In its 2018 Development Co-operation Peer Review for France, the OECD-DAC noted some progress in ODA policy coherence for France since the previous review from five years earlier (OECD 2018: 30–32). In their report, the DAC reviewers, or ‘examiners’, (including the Netherlands and Luxembourg) also emphasised (ibid.: 31) that there is “great awareness of international developments within ministries”, and cited two examples to demonstrate this: (1) the signing in June 2016 of the framework agreement between the Ministry of Defence and the AFD, and (2) the International Migration and Development Plan 2018–2022 (DGM/MEAE 2018). The report describes the latter as “the culmination of an interministerial effort involving close co-operation with local governments and civil society”.
However, the DAC’s positive assessment was also delivered with a clear and final caveat (ibid.), saying that “France needs to ensure that it does not subordinate development aid to issues related to security, domestic policy or regulation of migratory flows”. Thus, when it comes to ODA, the DAC continues to prioritise the fighting-against-poverty dimension, even when taking ‘security’ issues and outcomes into account.
At the same time, on the military-security and armed-forces side, as was noted in a recent report of the UN’s secretary-general on the Sahel (UN 2019: 4): “In January , the Joint Force, the European Union, MINUSMA, Operation Barkhane and Malian armed forces created the Coordinating Body for Mali, which is convened on a monthly basis and serves as a framework to enhance information-sharing and coordination among the various military and security forces present in Mali.”

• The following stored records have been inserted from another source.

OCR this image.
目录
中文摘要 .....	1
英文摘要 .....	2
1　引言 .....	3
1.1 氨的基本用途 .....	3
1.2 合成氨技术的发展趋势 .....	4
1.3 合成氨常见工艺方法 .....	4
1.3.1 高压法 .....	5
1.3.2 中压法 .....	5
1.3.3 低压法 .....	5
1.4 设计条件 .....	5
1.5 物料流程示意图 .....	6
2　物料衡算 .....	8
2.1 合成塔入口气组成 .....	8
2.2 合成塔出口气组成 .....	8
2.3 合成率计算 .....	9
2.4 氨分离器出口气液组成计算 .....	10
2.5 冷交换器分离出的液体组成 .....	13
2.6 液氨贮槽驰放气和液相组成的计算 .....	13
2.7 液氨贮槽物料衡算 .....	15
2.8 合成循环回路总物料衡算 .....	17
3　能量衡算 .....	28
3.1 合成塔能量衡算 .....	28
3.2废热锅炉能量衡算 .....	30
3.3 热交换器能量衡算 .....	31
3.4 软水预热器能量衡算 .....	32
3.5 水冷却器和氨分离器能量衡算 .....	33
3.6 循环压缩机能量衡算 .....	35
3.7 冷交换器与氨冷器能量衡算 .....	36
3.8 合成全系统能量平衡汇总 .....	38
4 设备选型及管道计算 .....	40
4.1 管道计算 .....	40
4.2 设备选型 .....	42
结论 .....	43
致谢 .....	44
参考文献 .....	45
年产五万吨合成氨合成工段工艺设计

If we except such external commitments, France’s WGA policy remains strictly defined on a domestic basis by a couple of not-so-binding framework papers and, more importantly, is disseminated via formal bureaucratic instructions from the presidency throughout the whole governmental system. During our survey in preparation for this report, interviewees stressed the important of the ‘independence’ of French policy vis-à-vis UN policy in Mali, for instance. As to the European Global Strategy, with its very limited operational character, it seems to have had no direct influence on France’s WGA.
At present, France’s WGA strategy is being defined by official documents from the Ministry for Europe and Foreign Affairs (MEAE) and the AFD, but political decisions will only be taken on the presidential level. Similarly, coordinated implementation will be controlled via a series of top-down arrangements that include daily follow-up by the president with the support of his staff (i.e. diplomatic advisers and the ‘chef d’etat-major particulier’, the military chief of staff to the French president) and with regular inter-governmental meetings formally taking place at the Elysée Palace.
The main official document on WGA related to crisis-containment is the 2018 report titled ‘Prevention, Resilience and Sustainable Peace (2018–2022): A Comprehensive Approach to the Fragilization of States and Societies’ (DGM/MEAE 2018). One should note, however, that this report has a deliberately vague status as a ‘strategy report’ rather than being the simple ‘strategy’ one would expect, which means it is not a fully binding policy document. In fact, on the the report’s back cover, it specifically acknowledges that “France’s new strategy on responding to situations of fragility” was the document issued by the (prime minister-chaired) Interministerial Committee for International Co-operation and Development (CICID) on 8 February 2018, which was the first time the committee met after President Macron’s election.
Since then, the president’s verbal references to a 3D approach have had more policy-binding power within the French civil service and the military than administrative communications documents, such as the ‘strategy report’ discussed above, which are mostly aimed at the limited part of the governmental system in charge of ODA.